242 - ...O regime vigente emAmbon era similar ao de boa parte da Europa e das Américas na mesma época. Seus cidadãos pagavam tributos ao governante local e eram submetidos a trabalhos forçados. Os holandeses assumiram o controle e intensificaram o sistema, de modo a extrair mais trabalho e maior quantidade de cravo da ilha.
243 - ...Nas Ilhas Banda - também da região - só havia aldeias com assembleias de cidadãos. Ou seja, eram pequenas cidades-estados autônomas, sem hierarquia social ou política. A tpatica teria que ser diferente, por não haver poder centralizado a fim de assinar contratos de exclusividade/monopólio comercial. A princípio, isso significou que os holandeses teriam de concorrer com os mercadores ingleses, portugueses, indianos e chineses, perdendo as especiarias para os adversários sempre que não pagassem preços altos o bastante.
244 - ...A solução? Em 1618, Coen fundou Batávia, na Ilha de Java, como nova capital da Companhia Holandesa das Índias Orientais. Em 1621, dirigiu-se a Banda com uma esquadra e tratou de massacrar quase toda a população das ilhas – provavelmente umas 15 mil pessoas. Todos os líderes foram executados com os demais e apenas alguns permaneceram vivos – em número suficiente para preservar o know-how necessário à produção das especiarias. Concluído o genocídio, Coen instaurou a estrutura política e econômica necessária para seu plano: uma sociedade de plantation. As ilhas foram divididas em 68 lotes, confiados a 68 holandeses, em sua maioria funcionários ou ex-funcionários da Companhia Holandesa das Índias Orientais. Compraram escravos para complementar os sobreviventes.
245 - Os efeitos de todo esse modelo colonial: Os holandeses espalharam a estratégia que aperfeiçoaram nas Molucas para a região inteira, com profundas implicações para as instituições políticas e econômicas do resto do Sudeste Asiático. O longo processo de expansão comercial de diversos Estados da região, iniciado no século XIV, entrou em retrocesso. Mesmo aqueles que não chegaram a ser diretamente submetidos ao poder colonial e esmagados pela Companhia Holandesa das Índias Orientais fecharam-se e abandonaram o comércio. A incipiente transformação econômica e política no Sudeste Asiático foi interrompida.
246 - E mais...: A fim de evitar o perigo representado pela Companhia Holandesa das Índias Orientais, vários Estados abandonaram a produção agrícola para exportação e abdicaram de toda atividade comercial. A autossuficiência era mais segura do que enfrentar os holandeses. Em 1620, o Estado de Banten, na Ilha de Java, derrubou suas pimenteiras na esperança de assim induzir os holandeses a deixá-lo em paz.
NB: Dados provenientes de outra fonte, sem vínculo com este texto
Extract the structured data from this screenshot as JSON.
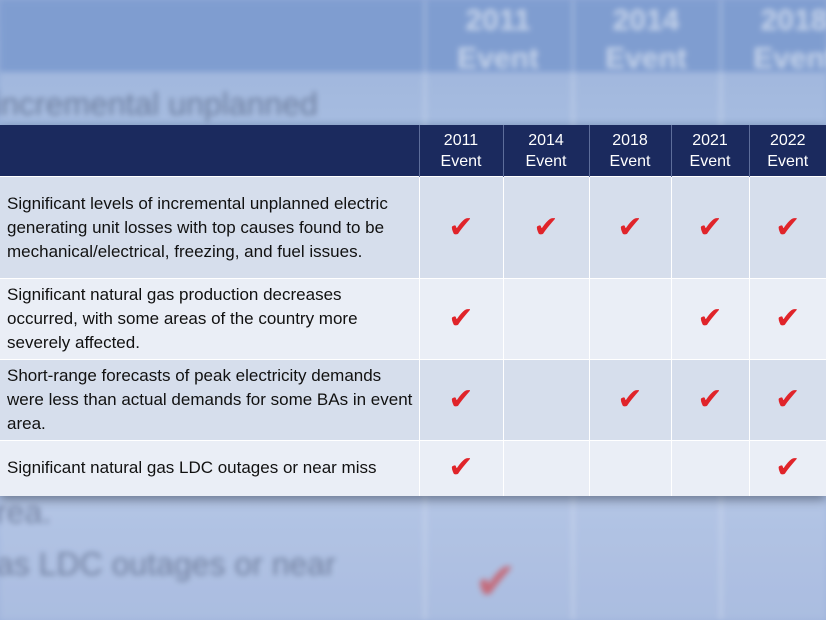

Quando um mercador holandês visitou Maguindanao, no sul das Filipinas, em 1686, disseram-lhe: “Aqui é possível cultivar noz-moscada e cravo-da-índia, como em Malaku. Não nos dedicamos mais a isso porque o antigo rajá ordenou que fossem todas destruídas antes de morrer, por medo de que a companhia holandesa viesse disputá-las.” Outro comerciante ouviu declaração similar sobre o regente de Maguindanao, em 1699: “Ele havia proibido que se continuasse plantando pimenta para não acabar envolvido em uma guerra, fosse com a companhia [holandesa] ou com algum outro potentado.” Seguiu-se um processo de desurbanização e até de declínio econômico. Em 1635, os birmaneses transferiram sua capital de Pegu, no litoral, para Ava, bem no interior, subindo o Rio Irrawaddy.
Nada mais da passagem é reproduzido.